Ca²⁺ spark has been implicated as a pivotal feedback mechanism for regulating membrane potential and vasomotor tone in systemic arterial smooth muscle cells (SASMCs), but little is known about its properties in pulmonary arterial smooth muscle cells (PASMCs). Using confocal microscopy, we identified spontaneous Ca²⁺ sparks in rat intralobar PASMCs and characterized their spatiotemporal properties and physiological functions. Ca²⁺ sparks of PASMCs had a lower frequency and smaller amplitude than cardiac sparks. They were abolished by inhibition of ryanodine receptors but not by inhibition of inositol trisphosphate receptors and L-type Ca²⁺ channels. Enhanced Ca²⁺ influx by BAY K8644, K⁺, or high Ca²⁺ caused a significant increase in spark frequency.
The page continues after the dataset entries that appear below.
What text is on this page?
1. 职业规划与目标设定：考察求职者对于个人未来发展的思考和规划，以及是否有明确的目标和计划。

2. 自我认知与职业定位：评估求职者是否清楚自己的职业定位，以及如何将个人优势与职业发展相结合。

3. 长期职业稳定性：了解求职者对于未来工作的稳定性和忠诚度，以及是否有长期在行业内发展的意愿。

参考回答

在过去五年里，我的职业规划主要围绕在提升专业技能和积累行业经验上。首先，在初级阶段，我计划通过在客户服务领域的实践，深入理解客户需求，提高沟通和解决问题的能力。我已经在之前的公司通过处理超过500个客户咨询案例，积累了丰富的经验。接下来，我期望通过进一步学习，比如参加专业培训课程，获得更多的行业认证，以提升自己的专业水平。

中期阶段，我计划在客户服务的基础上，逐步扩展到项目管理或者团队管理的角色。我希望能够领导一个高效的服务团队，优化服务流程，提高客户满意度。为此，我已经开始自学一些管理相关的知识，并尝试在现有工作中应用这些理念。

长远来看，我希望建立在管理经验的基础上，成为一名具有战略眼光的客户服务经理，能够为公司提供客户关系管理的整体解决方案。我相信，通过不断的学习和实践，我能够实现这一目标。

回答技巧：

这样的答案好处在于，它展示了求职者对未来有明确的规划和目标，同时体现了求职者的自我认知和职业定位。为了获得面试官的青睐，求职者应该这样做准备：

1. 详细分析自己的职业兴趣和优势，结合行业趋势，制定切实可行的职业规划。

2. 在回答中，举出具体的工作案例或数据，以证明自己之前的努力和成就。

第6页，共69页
Functionally, enhancing Ca²⁺ sparks with caffeine (0.5 mM) caused membrane depolarization in PASMCs, in contrast to hyperpolarization in SASMCs. Norepinephrine and endothelin-1 both caused global elevations in cytosolic Ca²⁺ concentration ([Ca²⁺]), but only endothelin-1 increased spark frequency. These results suggest that Ca²⁺ sparks of PASMCs are similar to those of SASMCs, originate from ryanodine receptors, and are enhanced by Ca²⁺ influx. However, they play a different modulatory role on membrane potential and are under agonist-specific regulation independent of global [Ca²⁺].